Without looking how jpeg compresses things I started by simply writing spectrum data to a picture file. It seemed logical as spectrum data already looks a bit 2d and not too random.
So, the process is as follows:
- Use a hanning window of double the step size to process each sample twice.
- Perform FFT.
- Store real value in red channel and imaginary value in blue (this way, brightness indicates amplitude and color indicates phase).
The result looks like this:
If you look at the closeup you’ll see that the lowest frequencies (bottom of the image) change continuously in phase (color in the image). Now if you compress this, all the quickly changing colors will be smoothed out and especially phase information will become highly distorted. So, to remove the changing colors, instead of storing the absolute phase, we’ll store the phase relative to the previous window. Now the result looks a lot more smoother in the x-direction:
Compression and decompression perform okay on bmp. But when the image is converted to jpg and back, large problems arise in the phase information. Due to the fact that only relative phase is stored, the absolute phase wanders a lot and after a few seconds, the phase is completely off.
To correct this, I thought about storing absolute phase information in the leftover green channel and spread the value over a couple of frames for higher accuracy. But it might be a better idea to look at the insides of jpeg compression.

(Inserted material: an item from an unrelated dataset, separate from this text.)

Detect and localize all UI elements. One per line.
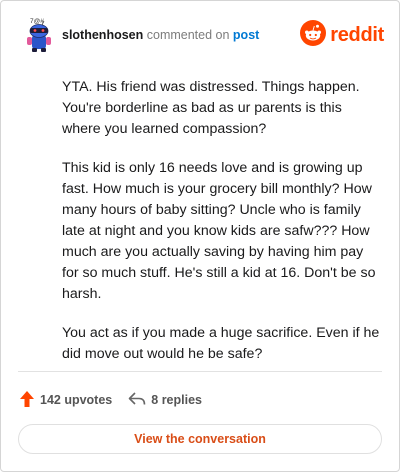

Jpeg compresses using 8×8 blocks and looks at the horizontal and vertical frequencies present in each block using a discrete cosine transform. For higher compression, courser quantization of the possible amplitudes of each frequency is used, thereby mostly reducing higher frequency features in the image.
To get the same effect in audio compression (remove high frequency accuracy first upon higher compression), we can store the lowest audio frequencies inside the lowest image frequencies, and the higher audio frequencies inside the higher image frequencies. As I’m using a window size of 1024, the number of bands do not fit inside a 8×8=64 frequency jpeg block. So the solution I use is to spread the audio frequency information over multiple jpeg blocks. If there are for instance 16 jpeg blocks per audio spectrum, then the lowest 16 audio frequencies go into the first frequency of the 16 blocks, the next 16 audio frequencies stored into the second frequency, and so on until all 64 frequencies of all 8 blocks are filled, which would correspond to 1024 audio frequencies. I’ve again put the real values into the red channel and the imaginary values into the blue channel, except this time I used absolute phase information. The result is the following:
Now the problem is that jpeg has a simple pre-processing step that uses the knowledge that the human eye is more sensitive to brightness change than to color change. Basically, all color information is reduced 4 times in size (x/2 and y/2). This means that even at highest quality jpg compression, a lot of the phase information is gone, which results in clicks in the recording, where the phase information in succeeding audio windows mismatches.
So I decided to not store any information in color anymore and store the imaginary values in blocks offset 8 pixels to the right from the real values. The result looks like this:
And audio quality severely improves to an acceptable quality even when the picture was compressed to a 285 KB quality 50 jpeg and back:
As the wavefile is about 14 seconds, this corresponds to around 162 kbps. Not too bad when considering that this is an image compressor compressing audio data.